Кричавший замолк: тихо стонал сквозь стиснутые зубы... Оказалось, что ранение не тяжелое: пуля попала в мякоть руки.

...Тишина была такая, что слышно было, как капает с деревьев смола.

— Сдавайтесь! — закричал кто-то из лесу.

— Сдавайтесь! — откликнулся лес.

— Ну? — Никандров посмотрел вокруг злыми вопрошающими глазами. — Будем сражаться или?..

— Патронов у нас мало, — робко отозвался кто-то.

— Знать бы, что оставят в живых...

Лес, тихий, выжидающий, теснился вокруг дороги. Раздался выстрел. Один из гимназистов подпрыгнул кверху, упал без стона, свернувшись комочком (привык, должно быть, дома так спать).

— Петров?

— Петров убит.

Тишина...

— Сдавайтесь! — кричало из лесу.

Никандров, опираясь на руки, поднял голову.

— Кто ты таков?

.— Свистун... Сдавайтесь!

— Какие условия?

— Сдайте оружие. Выдайте офицеров. Сами можете идти.

— Офицеров нет... Есть только фельдфебель...

— Фельдфебель может идти.

— Перекрестись, что не врешь!

Лес с минуту молчал (вероятно, улыбался). Никандров снова припал к земле.

— Хорошо... Перекрестился...

— Дай пять минут на обсуждение.

— Даю пять минут.

Какие могут быть возражения против сдачи? Патронов мало. Горсточка людей не может пробиться обратно из лесу. Надо сдаваться, чтобы напрасно не проливать кровь.

Снова прогремел выстрел. Пуля на этот раз ударилась в пень недалеко от Никандрова.

— Жду ответа! — кричало из лесу.

— Условия принимаем! Сдаемся!

— Выстроить роту на дороге! Оружие сложить в два* дцати шагах от правого фланга! Понял? Двадцать шагов направо.

— Понял.

— Полчаса.

— Будет сделано.

Лес снова затих.

Никандров сорвал с плеч погоны, с груди кресты.

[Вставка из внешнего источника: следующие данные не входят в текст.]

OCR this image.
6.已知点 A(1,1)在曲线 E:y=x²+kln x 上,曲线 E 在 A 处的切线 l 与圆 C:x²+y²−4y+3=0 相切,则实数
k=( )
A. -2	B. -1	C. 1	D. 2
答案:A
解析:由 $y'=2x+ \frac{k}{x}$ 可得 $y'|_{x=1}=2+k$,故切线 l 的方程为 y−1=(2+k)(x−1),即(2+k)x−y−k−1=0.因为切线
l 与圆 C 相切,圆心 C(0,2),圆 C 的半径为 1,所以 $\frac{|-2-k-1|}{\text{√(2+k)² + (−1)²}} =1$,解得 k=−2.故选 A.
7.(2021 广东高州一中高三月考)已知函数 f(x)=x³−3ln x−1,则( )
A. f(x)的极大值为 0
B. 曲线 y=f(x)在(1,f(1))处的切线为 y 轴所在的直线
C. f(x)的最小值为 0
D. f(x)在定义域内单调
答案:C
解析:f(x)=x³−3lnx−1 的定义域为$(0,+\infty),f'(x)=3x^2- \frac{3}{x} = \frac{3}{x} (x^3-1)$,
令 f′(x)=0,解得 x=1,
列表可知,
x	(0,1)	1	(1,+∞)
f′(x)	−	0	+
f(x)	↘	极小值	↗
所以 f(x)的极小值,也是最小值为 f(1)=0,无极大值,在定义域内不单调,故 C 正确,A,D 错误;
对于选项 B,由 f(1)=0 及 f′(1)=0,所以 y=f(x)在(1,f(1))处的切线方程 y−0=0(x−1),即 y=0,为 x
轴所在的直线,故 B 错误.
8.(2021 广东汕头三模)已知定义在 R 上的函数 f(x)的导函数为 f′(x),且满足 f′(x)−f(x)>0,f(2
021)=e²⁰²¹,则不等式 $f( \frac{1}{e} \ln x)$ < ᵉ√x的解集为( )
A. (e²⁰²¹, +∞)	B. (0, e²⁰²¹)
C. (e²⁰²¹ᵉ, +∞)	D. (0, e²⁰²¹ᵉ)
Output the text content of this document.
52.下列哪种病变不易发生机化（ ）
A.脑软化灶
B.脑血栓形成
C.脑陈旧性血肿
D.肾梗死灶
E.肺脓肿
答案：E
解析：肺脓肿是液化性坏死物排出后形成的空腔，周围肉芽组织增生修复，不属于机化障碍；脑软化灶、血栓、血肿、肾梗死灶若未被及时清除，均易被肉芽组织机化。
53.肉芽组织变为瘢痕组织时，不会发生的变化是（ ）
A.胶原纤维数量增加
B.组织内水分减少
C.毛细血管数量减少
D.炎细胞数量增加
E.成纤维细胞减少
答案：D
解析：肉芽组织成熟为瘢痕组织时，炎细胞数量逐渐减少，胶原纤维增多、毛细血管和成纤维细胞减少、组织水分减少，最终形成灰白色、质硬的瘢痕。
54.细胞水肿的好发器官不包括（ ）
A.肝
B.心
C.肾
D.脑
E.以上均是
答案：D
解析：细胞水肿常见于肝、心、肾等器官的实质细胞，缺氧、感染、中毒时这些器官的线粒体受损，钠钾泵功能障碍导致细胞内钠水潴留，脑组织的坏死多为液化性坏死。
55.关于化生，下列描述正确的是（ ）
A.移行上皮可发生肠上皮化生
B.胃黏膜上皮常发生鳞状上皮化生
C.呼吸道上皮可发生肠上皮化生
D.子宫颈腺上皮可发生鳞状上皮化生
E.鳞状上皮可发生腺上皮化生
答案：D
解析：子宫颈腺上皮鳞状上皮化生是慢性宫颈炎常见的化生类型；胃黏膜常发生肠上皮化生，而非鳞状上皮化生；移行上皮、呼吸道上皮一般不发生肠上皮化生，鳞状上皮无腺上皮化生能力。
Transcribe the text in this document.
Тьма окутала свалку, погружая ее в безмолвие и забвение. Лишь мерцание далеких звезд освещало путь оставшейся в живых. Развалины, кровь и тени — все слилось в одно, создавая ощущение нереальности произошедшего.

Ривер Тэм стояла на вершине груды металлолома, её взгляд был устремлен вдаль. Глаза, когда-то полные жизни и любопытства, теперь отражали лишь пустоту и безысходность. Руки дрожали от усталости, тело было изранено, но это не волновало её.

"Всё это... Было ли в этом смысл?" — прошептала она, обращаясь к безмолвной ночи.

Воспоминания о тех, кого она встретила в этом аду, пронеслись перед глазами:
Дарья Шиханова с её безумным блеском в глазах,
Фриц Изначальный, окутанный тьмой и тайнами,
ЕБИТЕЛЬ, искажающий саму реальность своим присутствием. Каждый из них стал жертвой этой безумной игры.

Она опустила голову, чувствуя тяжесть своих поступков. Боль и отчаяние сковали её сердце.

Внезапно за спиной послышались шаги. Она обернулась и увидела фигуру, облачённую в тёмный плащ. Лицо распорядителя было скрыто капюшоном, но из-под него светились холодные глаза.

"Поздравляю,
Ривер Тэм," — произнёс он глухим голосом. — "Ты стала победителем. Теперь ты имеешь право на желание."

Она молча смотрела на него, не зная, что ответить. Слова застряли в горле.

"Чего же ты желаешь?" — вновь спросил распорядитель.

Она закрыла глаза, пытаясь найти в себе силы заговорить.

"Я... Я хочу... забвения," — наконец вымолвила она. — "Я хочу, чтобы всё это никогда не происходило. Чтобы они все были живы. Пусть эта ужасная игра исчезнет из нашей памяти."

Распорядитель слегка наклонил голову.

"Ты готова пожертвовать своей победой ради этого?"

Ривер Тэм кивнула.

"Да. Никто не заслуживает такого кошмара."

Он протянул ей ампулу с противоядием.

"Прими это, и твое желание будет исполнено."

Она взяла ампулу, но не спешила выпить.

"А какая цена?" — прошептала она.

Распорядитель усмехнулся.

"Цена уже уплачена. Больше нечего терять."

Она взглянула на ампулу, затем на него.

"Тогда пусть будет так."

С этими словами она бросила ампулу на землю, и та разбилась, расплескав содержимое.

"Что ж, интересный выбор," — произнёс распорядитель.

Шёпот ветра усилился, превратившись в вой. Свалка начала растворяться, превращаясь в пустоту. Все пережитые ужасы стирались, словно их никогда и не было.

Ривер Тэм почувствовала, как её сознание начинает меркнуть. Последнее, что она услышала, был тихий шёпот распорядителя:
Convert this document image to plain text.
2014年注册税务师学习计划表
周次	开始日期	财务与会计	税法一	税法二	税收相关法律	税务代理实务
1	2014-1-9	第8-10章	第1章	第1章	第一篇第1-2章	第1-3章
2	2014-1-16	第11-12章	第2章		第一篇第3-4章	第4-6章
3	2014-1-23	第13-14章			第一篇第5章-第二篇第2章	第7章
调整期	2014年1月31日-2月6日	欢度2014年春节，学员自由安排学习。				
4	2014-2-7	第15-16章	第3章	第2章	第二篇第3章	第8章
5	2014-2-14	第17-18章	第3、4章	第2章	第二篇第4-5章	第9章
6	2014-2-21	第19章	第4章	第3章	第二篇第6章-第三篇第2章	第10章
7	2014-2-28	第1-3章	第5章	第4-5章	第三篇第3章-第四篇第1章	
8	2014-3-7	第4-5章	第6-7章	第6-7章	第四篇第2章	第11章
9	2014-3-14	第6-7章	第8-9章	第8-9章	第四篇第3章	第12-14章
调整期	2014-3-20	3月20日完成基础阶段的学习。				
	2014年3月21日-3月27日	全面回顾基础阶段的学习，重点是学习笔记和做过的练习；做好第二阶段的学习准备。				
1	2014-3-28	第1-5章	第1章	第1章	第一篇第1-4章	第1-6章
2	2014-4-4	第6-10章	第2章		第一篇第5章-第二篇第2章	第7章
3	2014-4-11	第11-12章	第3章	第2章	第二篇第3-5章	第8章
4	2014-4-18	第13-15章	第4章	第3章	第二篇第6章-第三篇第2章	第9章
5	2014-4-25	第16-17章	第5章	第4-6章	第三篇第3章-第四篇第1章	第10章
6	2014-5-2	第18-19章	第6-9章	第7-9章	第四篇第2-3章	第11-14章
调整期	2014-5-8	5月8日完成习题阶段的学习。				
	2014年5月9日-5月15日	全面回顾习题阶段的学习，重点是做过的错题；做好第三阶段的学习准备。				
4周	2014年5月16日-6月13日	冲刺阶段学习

Заботливо завязал их в платочек, спрятал в карман брюк.

— Снимите погоны. Красные их ненавидят.

Рота была выстроена. Никандров отсчитал двадцать шагов — оказалось, рядом с Прохоровым.

— Оружие сюда!

Гимназисты один за другим бросали винтовки, боясь взглянуть на потемневшее, вспухшее, усеянное насекомыми лицо.

К винтовкам присоединились три легких и два тяжелых пулемета.

— Мы готовы.

— Я иду. Не шевелись!

Сто пятнадцать пар глаз уставились в лес. Ждали чего-то сверхъестественного, необычного, но вышел — человек. Под незастегнутым пиджаком синяя — такая привычная, такая обыкновенная — рубаха. Подошел к Никандрову, остановился, поймал неспокойные, бегающие глаза Ни-кандрова.

— Ты фельдфебель?

У пришедшего в глазах такой покой, что Никандров, вытянувшись, приложил руку к фуражке.

— Так точно, ваше...

— Не надо! Напрасно я тебя, сволочь, пощадил!